Les proviseurs et principaux crient leur mal-être

Réuni·e·s à Grenoble en conférence de presse, plusieurs chefs d’établissements, venu·e·s de toute l’académie, ont insisté sur la dégradation de leurs conditions de travail, entraînant une multiplication des arrêts pour burn-out.

Ils ne prennent que très rarement la parole, mettant habituellement en avant leur devoir de réserve et leur loyauté envers l’Éducation nationale. En trente ans, ils n’ont d’ailleurs manifesté que « deux fois ». « Et c’était deux dimanches ! », souligne Michael Vidaud, membre de l’exécutif syndical national du SNPDEN-Unsa (Syndicat national des personnels de l’Éducation nationale). Mais cette fois, « les choses sont trop douloureuses », lance Patrick Fuertes, secrétaire académique du syndicat.

S’appuyant sur une enquête nationale réalisée auprès 4 400 membres de direction du secondaire, le SNPDEN-Unsa Grenoble affirme que 92 % d’entre eux « déplorent une dégradation de leurs conditions de travail » et que « 80 % déclarent une perte de confiance dans l’institution ». Parmi les raisons de cette crise, « un environnement numérique stressant », une gestion de personnel de plus en plus en difficile avec plus de contractuels et moins de titulaires et une « communication ministérielle problématique ».
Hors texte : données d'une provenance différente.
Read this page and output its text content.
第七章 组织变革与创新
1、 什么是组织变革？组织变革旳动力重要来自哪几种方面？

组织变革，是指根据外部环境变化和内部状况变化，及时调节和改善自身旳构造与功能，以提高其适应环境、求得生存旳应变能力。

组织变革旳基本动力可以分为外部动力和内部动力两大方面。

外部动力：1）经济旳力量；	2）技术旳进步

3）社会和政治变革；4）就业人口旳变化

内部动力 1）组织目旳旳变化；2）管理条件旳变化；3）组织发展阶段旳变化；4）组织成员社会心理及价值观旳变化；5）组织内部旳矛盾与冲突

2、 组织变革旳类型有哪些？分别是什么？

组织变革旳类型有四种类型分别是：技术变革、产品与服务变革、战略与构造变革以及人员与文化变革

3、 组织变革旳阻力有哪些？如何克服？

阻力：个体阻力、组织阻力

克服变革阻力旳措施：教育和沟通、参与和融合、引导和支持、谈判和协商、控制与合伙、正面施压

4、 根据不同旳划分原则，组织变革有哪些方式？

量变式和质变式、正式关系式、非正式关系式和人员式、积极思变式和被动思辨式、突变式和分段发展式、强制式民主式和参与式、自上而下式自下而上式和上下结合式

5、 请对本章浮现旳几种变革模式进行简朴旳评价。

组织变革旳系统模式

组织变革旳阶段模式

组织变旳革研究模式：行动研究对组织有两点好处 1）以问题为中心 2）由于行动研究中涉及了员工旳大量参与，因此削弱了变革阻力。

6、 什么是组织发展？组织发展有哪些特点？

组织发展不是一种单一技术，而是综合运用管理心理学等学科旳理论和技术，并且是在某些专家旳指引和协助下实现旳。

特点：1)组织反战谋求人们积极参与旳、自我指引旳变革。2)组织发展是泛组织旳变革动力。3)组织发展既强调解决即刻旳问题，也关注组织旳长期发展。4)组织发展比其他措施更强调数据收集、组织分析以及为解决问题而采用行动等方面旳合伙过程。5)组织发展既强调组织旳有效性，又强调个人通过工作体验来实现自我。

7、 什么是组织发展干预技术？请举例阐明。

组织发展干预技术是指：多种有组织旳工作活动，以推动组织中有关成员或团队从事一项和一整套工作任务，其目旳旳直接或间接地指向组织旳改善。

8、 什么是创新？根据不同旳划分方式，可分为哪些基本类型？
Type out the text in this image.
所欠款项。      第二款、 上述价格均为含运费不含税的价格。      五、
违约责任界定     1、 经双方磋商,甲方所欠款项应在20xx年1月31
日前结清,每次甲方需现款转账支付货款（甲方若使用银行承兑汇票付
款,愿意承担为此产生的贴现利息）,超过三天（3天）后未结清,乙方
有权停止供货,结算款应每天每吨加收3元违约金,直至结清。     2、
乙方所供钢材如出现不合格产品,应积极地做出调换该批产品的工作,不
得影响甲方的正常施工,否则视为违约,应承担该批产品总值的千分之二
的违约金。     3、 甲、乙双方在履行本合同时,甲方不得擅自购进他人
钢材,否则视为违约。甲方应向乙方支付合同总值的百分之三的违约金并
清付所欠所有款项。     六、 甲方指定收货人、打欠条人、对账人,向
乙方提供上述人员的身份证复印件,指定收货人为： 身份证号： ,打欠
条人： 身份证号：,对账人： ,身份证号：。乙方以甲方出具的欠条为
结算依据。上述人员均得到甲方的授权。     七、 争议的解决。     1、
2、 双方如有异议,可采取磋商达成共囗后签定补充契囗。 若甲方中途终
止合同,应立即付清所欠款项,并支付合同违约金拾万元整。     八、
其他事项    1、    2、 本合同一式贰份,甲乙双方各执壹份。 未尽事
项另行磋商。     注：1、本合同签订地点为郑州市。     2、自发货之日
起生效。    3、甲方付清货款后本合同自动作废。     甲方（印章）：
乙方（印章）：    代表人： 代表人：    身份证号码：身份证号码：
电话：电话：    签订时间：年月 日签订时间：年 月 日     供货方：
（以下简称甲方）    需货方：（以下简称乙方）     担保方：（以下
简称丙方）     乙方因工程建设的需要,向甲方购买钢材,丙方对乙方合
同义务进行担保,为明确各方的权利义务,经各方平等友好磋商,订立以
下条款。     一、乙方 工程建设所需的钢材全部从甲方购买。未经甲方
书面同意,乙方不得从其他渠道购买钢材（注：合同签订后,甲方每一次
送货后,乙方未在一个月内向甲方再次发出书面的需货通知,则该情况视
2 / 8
« On nous demande de gérer des choses qui ne devraient pas faire partie du travail des chefs d’établissements. Des tâches qui auparavant étaient effectuées par le rectorat sont transférées petit à petit », détaille Patrick Fuertes. Et de prendre pour exemple l’obligation d’utiliser des « logiciels dysfonctionnels et chronophages » pour les absences, la paye… « Il faut par exemple quatorze logiciels pour gérer un seul enseignant et ils ne communiquent pas entre eux », s’indigne-t-il.

Les chefs d’établissement dénoncent aussi une « organisation de la réforme du bac complètement ahurissante », « sans anticipation » de la part du Ministère. « Vous avez des proviseurs qui se sont retrouvés à scanner des copies la nuit », compte tenu la lenteur du procédé, indique Patrick Fuertes. « Beaucoup de choses inhérentes à l’organisation pratique des épreuves n’ont pas été anticipées » , poursuit l’une de ses collègues de Haute-Savoie. « On a tous choisi ce métier. C’est un métier que l’on aime, commente Odile Baussart, proviseure d’un lycée ardéchois. Mais la charge de travail s’est tellement intensifiée depuis une dizaine d’années que l’on n’en peut plus. On passe 80 % de notre temps à faire de l’administratif. La pédagogie et le relationnel avec les enseignants passent forcément au second plan. »

La crise sanitaire n’a évidemment rien arrangé à la situation « avec une anticipation moindre » et une « communication déplorable » de la part du Ministère, selon les personnels de direction. « On découvre la veille, sur les chaînes d’info ou dans le journal, ce qui va être notre travail le lendemain. BFMTV remplace les circulaires académiques », ironise Patrick Fuertes. Et de citer l’hommage à Samuel Paty : « On a su une semaine à l’avance que l’on devait organiser quelque chose avec les élèves ».

S’ils osent réagir aujourd’hui, c’est parce que ces chefs d’établissements constatent jour après jour les conséquences que cette charge importante de travail provoque chez certains d’entre eux : « Il y a beaucoup de collègues dans l’académie de Grenoble qui sont en burn-out ou qui sont en hôpital psychiatrique », insiste le secrétaire académique. « Le nombre est proche de 1 sur 6 », acquiesce Odile Baussart. « Il est hors de question que cela continue, que des collègues mettent leur vie en danger pour quelque chose qu’ils ne maîtrisent pas », conclut Patrick Fuertes.